Things have been pretty hectic the past couple of weeks. If you read Jon's blog then you'll know where I was during Thanksgiving week. It basically sums up how my year went: traveling, traveling, traveling. Now I'm trying to end the semester on a good note and make sure I pass my classes so I can graduate with no problems in May or August. I've got internship applications to do (already been accepted to one), job applications to fill out, and all that fun grown up stuff that I guess I should be getting used to.
It doesn't help that some computer geek creates something as addictive as facebook.com or music downloading programs. It's been quite the challenge to break the lazy habits of college (which actually began my senior year of high school). I have to make sure that I stay in the right path of life in spiritual terms. Too often I get bogged down and distracted by the everyday issues of life and ignore the importance of reading, praying, meditating. The thing is that I know better than that and yet I let the human nature do the things I disapprove of. I hate and abhore that part, because I feel like I'm taking God's grace for granted. I know God is all loving, forgiving, and merciful but I don't want to be all-protestantish and abuse that mercy and grace because I DO know better. Then again, I read Romans 7 over and over again and understand how strong that battle is, I just wish I could end up on the winning side close to most of the time.

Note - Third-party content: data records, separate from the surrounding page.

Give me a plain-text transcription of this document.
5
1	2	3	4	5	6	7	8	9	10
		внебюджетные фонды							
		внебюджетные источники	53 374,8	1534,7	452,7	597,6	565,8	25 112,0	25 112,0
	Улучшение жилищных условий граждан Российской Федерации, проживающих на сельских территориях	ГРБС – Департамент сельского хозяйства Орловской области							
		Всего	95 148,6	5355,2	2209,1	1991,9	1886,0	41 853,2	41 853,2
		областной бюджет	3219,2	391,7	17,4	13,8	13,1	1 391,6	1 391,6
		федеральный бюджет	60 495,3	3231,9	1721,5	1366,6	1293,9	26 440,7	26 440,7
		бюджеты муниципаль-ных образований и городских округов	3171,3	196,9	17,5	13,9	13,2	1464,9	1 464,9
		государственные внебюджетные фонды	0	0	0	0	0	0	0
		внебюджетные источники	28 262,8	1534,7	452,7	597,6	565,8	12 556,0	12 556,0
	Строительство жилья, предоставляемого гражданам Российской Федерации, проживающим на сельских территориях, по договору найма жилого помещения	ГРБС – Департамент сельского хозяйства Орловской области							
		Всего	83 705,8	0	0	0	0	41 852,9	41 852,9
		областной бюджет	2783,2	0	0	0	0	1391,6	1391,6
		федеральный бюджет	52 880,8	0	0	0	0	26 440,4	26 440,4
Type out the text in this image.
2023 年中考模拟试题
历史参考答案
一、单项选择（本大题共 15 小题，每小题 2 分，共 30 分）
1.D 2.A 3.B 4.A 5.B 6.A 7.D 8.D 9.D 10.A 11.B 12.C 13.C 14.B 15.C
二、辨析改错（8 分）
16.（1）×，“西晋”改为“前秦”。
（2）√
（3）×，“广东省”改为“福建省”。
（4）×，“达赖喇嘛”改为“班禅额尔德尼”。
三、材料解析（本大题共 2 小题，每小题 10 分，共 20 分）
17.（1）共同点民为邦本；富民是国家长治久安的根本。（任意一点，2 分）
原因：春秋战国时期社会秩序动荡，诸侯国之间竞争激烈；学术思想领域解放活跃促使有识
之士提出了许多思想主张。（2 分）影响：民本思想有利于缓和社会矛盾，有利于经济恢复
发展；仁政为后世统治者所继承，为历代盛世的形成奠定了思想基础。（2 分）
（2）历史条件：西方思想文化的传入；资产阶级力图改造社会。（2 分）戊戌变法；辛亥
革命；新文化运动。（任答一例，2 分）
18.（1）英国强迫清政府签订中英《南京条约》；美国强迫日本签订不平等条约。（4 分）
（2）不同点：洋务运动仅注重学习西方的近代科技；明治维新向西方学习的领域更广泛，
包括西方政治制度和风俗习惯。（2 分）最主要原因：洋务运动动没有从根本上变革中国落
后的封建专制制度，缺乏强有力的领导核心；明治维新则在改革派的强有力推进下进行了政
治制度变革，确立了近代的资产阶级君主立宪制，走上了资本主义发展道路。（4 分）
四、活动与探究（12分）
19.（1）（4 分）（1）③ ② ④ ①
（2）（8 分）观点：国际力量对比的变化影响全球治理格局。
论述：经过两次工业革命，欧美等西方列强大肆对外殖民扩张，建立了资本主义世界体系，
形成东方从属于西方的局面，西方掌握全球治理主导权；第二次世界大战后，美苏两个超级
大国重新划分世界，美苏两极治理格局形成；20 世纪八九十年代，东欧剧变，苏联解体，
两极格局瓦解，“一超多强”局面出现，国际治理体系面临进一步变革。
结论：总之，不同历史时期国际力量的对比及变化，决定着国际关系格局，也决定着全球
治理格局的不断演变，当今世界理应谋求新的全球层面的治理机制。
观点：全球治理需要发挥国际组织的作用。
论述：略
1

Well this will have to do for now since I've got so much to do and I shouldn't be fooling around with this. Good news that by this time next week I'll be in KC chillin' at the hotel, enjoying the open bar (oh yeah!), toasting to the fact that the semester is over, and flying to PR to spend two weeks with family and friends! I know there's some stuff I was going to post some stuff about immigration, the Iraq war, and the other interesting stuff I study. It's forthcoming though and I'll post it and you guys can opiniate all you want.